In March 2002, two judges failed to make a decision on whether the Crown should have special leave to appeal and refer to a full High Court. Faye’s wish is granted.
As homage to Deidre, the High Court is filled to capacity when it convenes three months later to hear legal submissions. Faye, Stephanie and Derek are flanked by Reynolds, Herpich, Forrest and Garner. Barry is in Longreach. Derek turns to see if Carroll is in court. He is not.
Michael Byrne addresses Chief Justice Gleeson and his four fellow justices. It is, as always, dressed in legalese. Byrne has two main grounds: that the Court of Appeal was wrong in its findings on the new evidence presented at trial and that it was wrong in finding the trial was an abuse of process.
Senior Counsel Milton Griffin and Peter Davis again appear for Carroll and argue that the question of whether he murdered Deidre has already been resolved by the Court of Appeal. The perjury trial, Griffin says, had simply added an extra ingredient – that he had told a lie – and was essentially no more than a relitigation of the central issue.
The High Court invites further submissions on aspects of Queensland’s Criminal Code and reserves its decision on whether the principle of double jeopardy has been breached.
The story is receiving blanket media coverage. Peter Davis sighs: here is yet another request from a television outlet to talk about the case. They seem to think that because Raymond Carroll and his family won’t talk, his lawyers are the next best chance. Davis won’t come to the party.
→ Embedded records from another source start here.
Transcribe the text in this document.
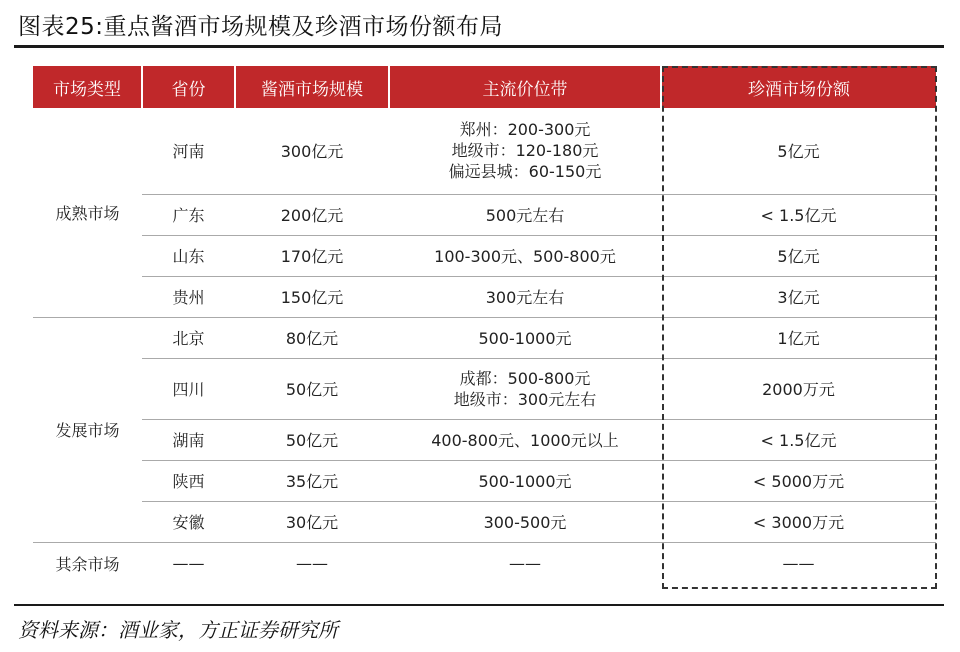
图表25:重点酱酒市场规模及珍酒市场份额布局
市场类型	省份	酱酒市场规模	主流价位带	珍酒市场份额
成熟市场	河南	300亿元	郑州：200-300元
地级市：120-180元
偏远县城：60-150元	5亿元
	广东	200亿元	500元左右	< 1.5亿元
	山东	170亿元	100-300元、500-800元	5亿元
	贵州	150亿元	300元左右	3亿元
发展市场	北京	80亿元	500-1000元	1亿元
	四川	50亿元	成都：500-800元
地级市：300元左右	2000万元
	湖南	50亿元	400-800元、1000元以上	< 1.5亿元
	陕西	35亿元	500-1000元	< 5000万元
	安徽	30亿元	300-500元	< 3000万元
其余市场	——	——	——	——
资料来源：酒业家，方正证券研究所
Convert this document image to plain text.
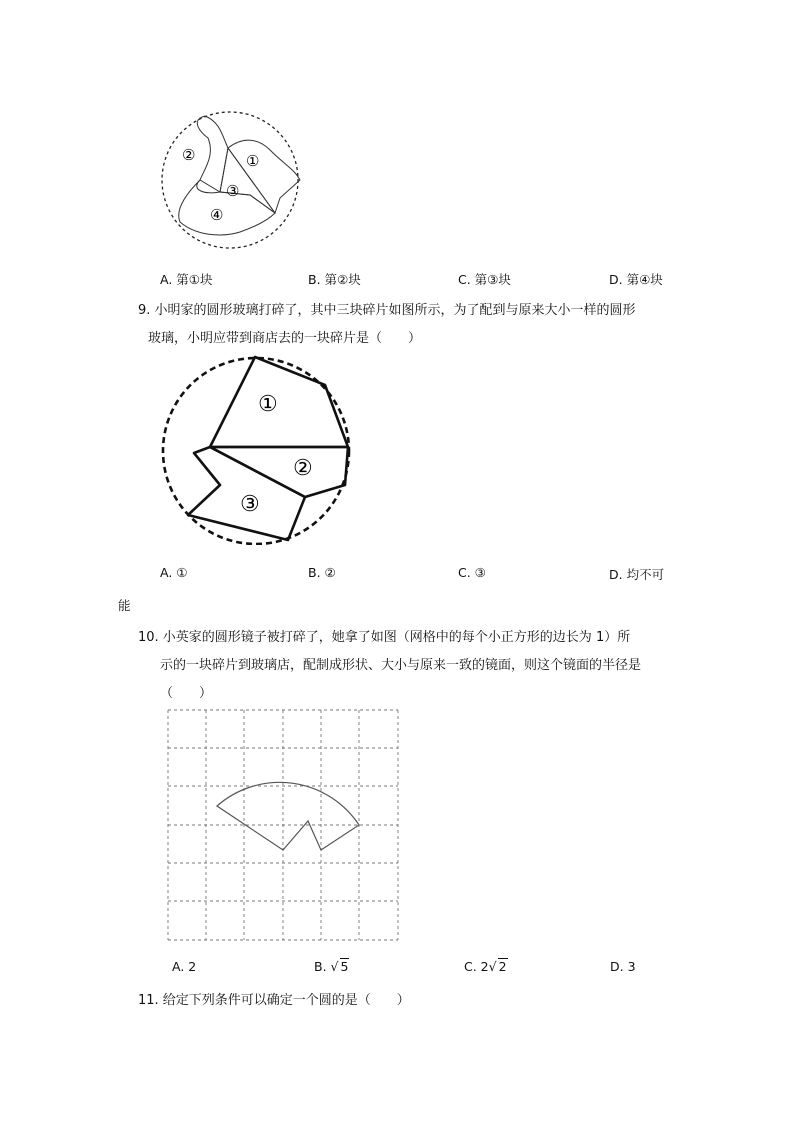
②	①
③
④
A. 第①块	B. 第②块	C. 第③块	D. 第④块
9. 小明家的圆形玻璃打碎了，其中三块碎片如图所示，为了配到与原来大小一样的圆形
玻璃，小明应带到商店去的一块碎片是（　　）
①
②
③
A. ①	B. ②	C. ③	D. 均不可
能
10. 小英家的圆形镜子被打碎了，她拿了如图（网格中的每个小正方形的边长为 1）所
示的一块碎片到玻璃店，配制成形状、大小与原来一致的镜面，则这个镜面的半径是
（　　）
A. 2	B. √ 5	C. 2√ 2	D. 3
11. 给定下列条件可以确定一个圆的是（　　）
‘I am in receipt of various communications from you wherein you have advised that you are preparing to air a story on Mr Carroll’s case and inviting comment from those representing him,’ he replies to a journalist. ‘It is obvious from media reports since Mr Carroll’s acquittal in the Court of Appeal that some of those involved as witnesses for the prosecution of Mr Carroll are willing to discuss the case. That, of course, is a matter for those persons. Those defending Mr Carroll (myself included) take the view that it is inappropriate to ventilate, in
detail, aspects of the case until all litigation is concluded. Unfortunately, if you do not share this view then, given some of the Crown witnesses’ eagerness to speak about the matter, any report of yours will necessarily only tell one side of the story …’
The same people who attended the High Court hearing are waiting at Brisbane’s Federal Court building for the decision. Saying little, mute with tension, their hope is that if the outcome goes in their favour then Carroll could possibly be tried for a third time.
It is three weeks before Christmas, 29 years after Deidre’s death. The Full Bench of the High Court is handing down its judgment in Canberra and Byrne nervously keeps checking his watch. It shouldn’t be too much longer. Herpich’s hands are thrust deep into his pockets, his hands clenched into anxious fists.
A television journalist is walking toward Faye, a camera crew trailing in her wake. ‘I’m so sorry about the decision, Mrs Kennedy. It’s tragic.’
‘What decision? Has it come in?’
‘Oh. Haven’t you heard?’The reporter is visibly embarrassed, whips her head around to stare at Michael Byrne. ‘You haven’t heard yet?’ She is trying to back away. ‘Look, it hasn’t been confirmed. I’m sorry. Really sorry.’
Cameron Herpich feels it like a kick deep in his guts. Faye is looking at him, her face haunted with despair. ‘What does she mean, Cameron? What does she mean?’